According to The Atlantic, it's not even a question whether it's true. It's just a question of knowing why.

According to the article it's based on "369 studies involving the academic grades of over one million boys and girls from 30 different nations."


1 Answer 1


In the United States, the federal Department of Education tracks GPA for graduating students. In "The High School Transcript Study" they report average GPA by gender. The table and figures don't reproduce neatly here, but they show that female students consistently outperform male students in GPA.

Their finding is robust across years (1990-2009), all core subjects (English, social science, physical science, math) as well as some other categories (other academic courses, other courses).

Although less descriptive, this finding is corroborated by ACT. Their single-page report, Gender Gaps in High School GPA and ACT Scores, shows that across all core subjects female students outperform male students academically.

One interesting caveat is that on science and math ACT exams, males do outperform females. ACT scores are not grades and don't (necessarily) influence the answer to this question, but it is worth thinking about why they may be different. The ACT page offers one explanation: that GPAs are cumulative, while ACT scores examine only a single point in time. They also point out that male students tend to perform less well in school in general (due to being less interested or having behavioral problems). There are likely other things to consider (bias in terms of registering for the ACT, whether the ACT score is related to academic performance).

Their PDF is embedded below. enter image description here

I'm not an education expert, but there does seem to be academic research that agrees. This literature review (Gender Differences in Scholastic Achievement: A Meta Analysis, Psychological Bulletin) examines 369 studies on gender and school achievement, and basically agrees that female students outperform male students.

The literature review includes research from nations other than the United States, providing some support for the belief that this is not purely an American pattern.

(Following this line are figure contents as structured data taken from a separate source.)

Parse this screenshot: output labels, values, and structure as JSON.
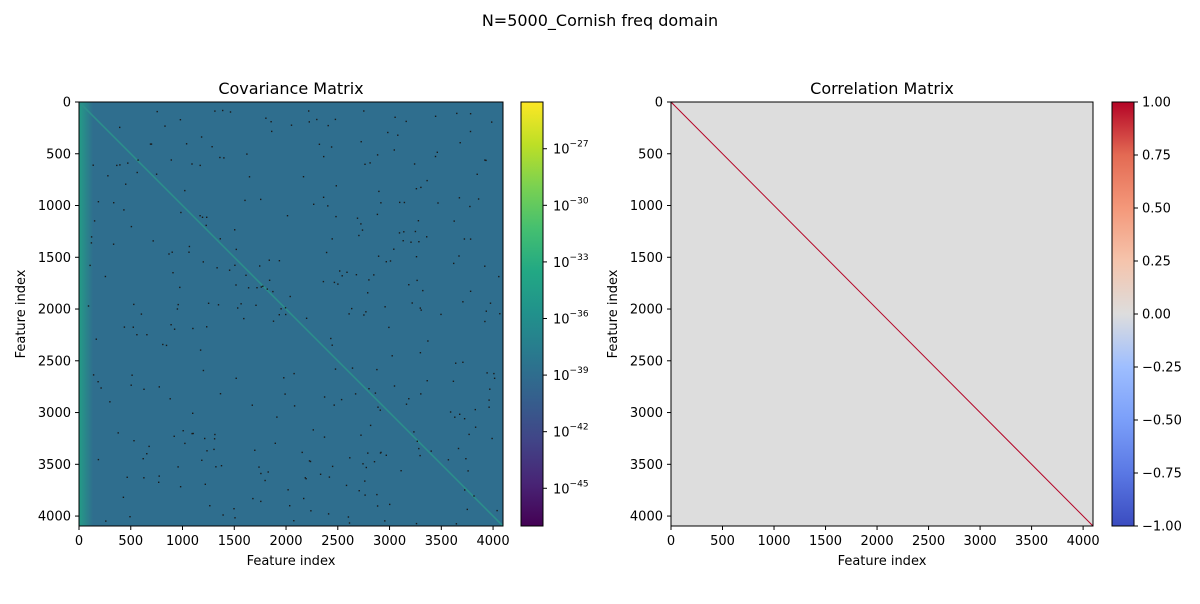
{
  "suptitle": "N=5000_Cornish freq domain",
  "chart_data": [
    {
      "type": "heatmap",
      "title": "Covariance Matrix",
      "xlabel": "Feature index",
      "ylabel": "Feature index",
      "matrix_size": 4096,
      "xlim": [
        0,
        4096
      ],
      "ylim": [
        4096,
        0
      ],
      "x_ticks": [
        0,
        500,
        1000,
        1500,
        2000,
        2500,
        3000,
        3500,
        4000
      ],
      "y_ticks": [
        0,
        500,
        1000,
        1500,
        2000,
        2500,
        3000,
        3500,
        4000
      ],
      "colormap": "viridis",
      "color_scale": "log",
      "colorbar_range": [
        1e-47,
        3e-25
      ],
      "colorbar_tick_exponents": [
        -27,
        -30,
        -33,
        -36,
        -39,
        -42,
        -45
      ],
      "colorbar_tick_base": "10",
      "offdiag_color": "#2f6e8e",
      "diag_color": "#2c8f8c",
      "left_edge_color": "#23a186",
      "speck_color": "#1a1a1a"
    },
    {
      "type": "heatmap",
      "title": "Correlation Matrix",
      "xlabel": "Feature index",
      "ylabel": "Feature index",
      "matrix_size": 4096,
      "xlim": [
        0,
        4096
      ],
      "ylim": [
        4096,
        0
      ],
      "x_ticks": [
        0,
        500,
        1000,
        1500,
        2000,
        2500,
        3000,
        3500,
        4000
      ],
      "y_ticks": [
        0,
        500,
        1000,
        1500,
        2000,
        2500,
        3000,
        3500,
        4000
      ],
      "colormap": "coolwarm",
      "color_scale": "linear",
      "colorbar_range": [
        -1.0,
        1.0
      ],
      "colorbar_ticks": [
        "1.00",
        "0.75",
        "0.50",
        "0.25",
        "0.00",
        "−0.25",
        "−0.50",
        "−0.75",
        "−1.00"
      ],
      "offdiag_value": 0.0,
      "offdiag_color": "#dddddd",
      "diag_value": 1.0,
      "diag_color": "#b40426"
    }
  ]
}
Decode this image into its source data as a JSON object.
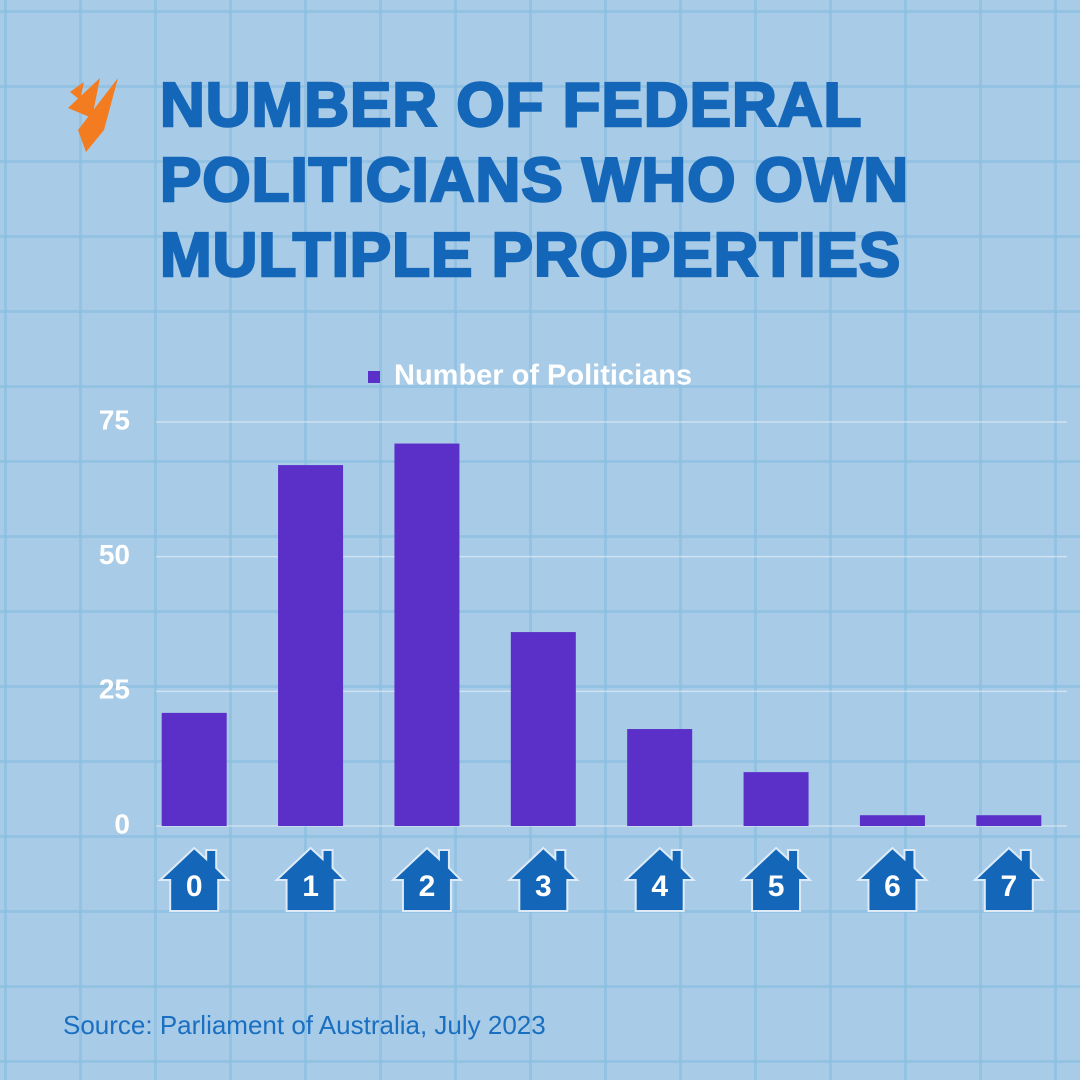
{
  "chart_data": {
    "type": "bar",
    "title": "NUMBER OF FEDERAL POLITICIANS WHO OWN MULTIPLE PROPERTIES",
    "source": "Source: Parliament of Australia, July 2023",
    "categories": [
      "0",
      "1",
      "2",
      "3",
      "4",
      "5",
      "6",
      "7"
    ],
    "series": [
      {
        "name": "Number of Politicians",
        "color": "#5a30c8",
        "values": [
          21,
          67,
          71,
          36,
          18,
          10,
          2,
          2
        ]
      }
    ],
    "ylim": [
      0,
      75
    ],
    "yticks": [
      0,
      25,
      50,
      75
    ],
    "grid": true
  }
}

  • I may be reading that graph wrongly, but as far as I can understand from it, boys are actually better (according to the ACT) in Science and Math. Is there anything I'm missing?
    – T. Sar
    Jan 26, 2016 at 15:21
  • Good point. I'll add something that addresses that. ACT's discussion covers the differences between GPA (a cumulative measurement) and ACT score (a cross-sectional measurement). Jan 26, 2016 at 15:57
  • 3
    There really isn't that much of a difference, under 5% in most cases (the graphs don't start at 0, I hate that).
    – tcrosley
    Jan 27, 2016 at 10:20
  • You also have to take subjects into account.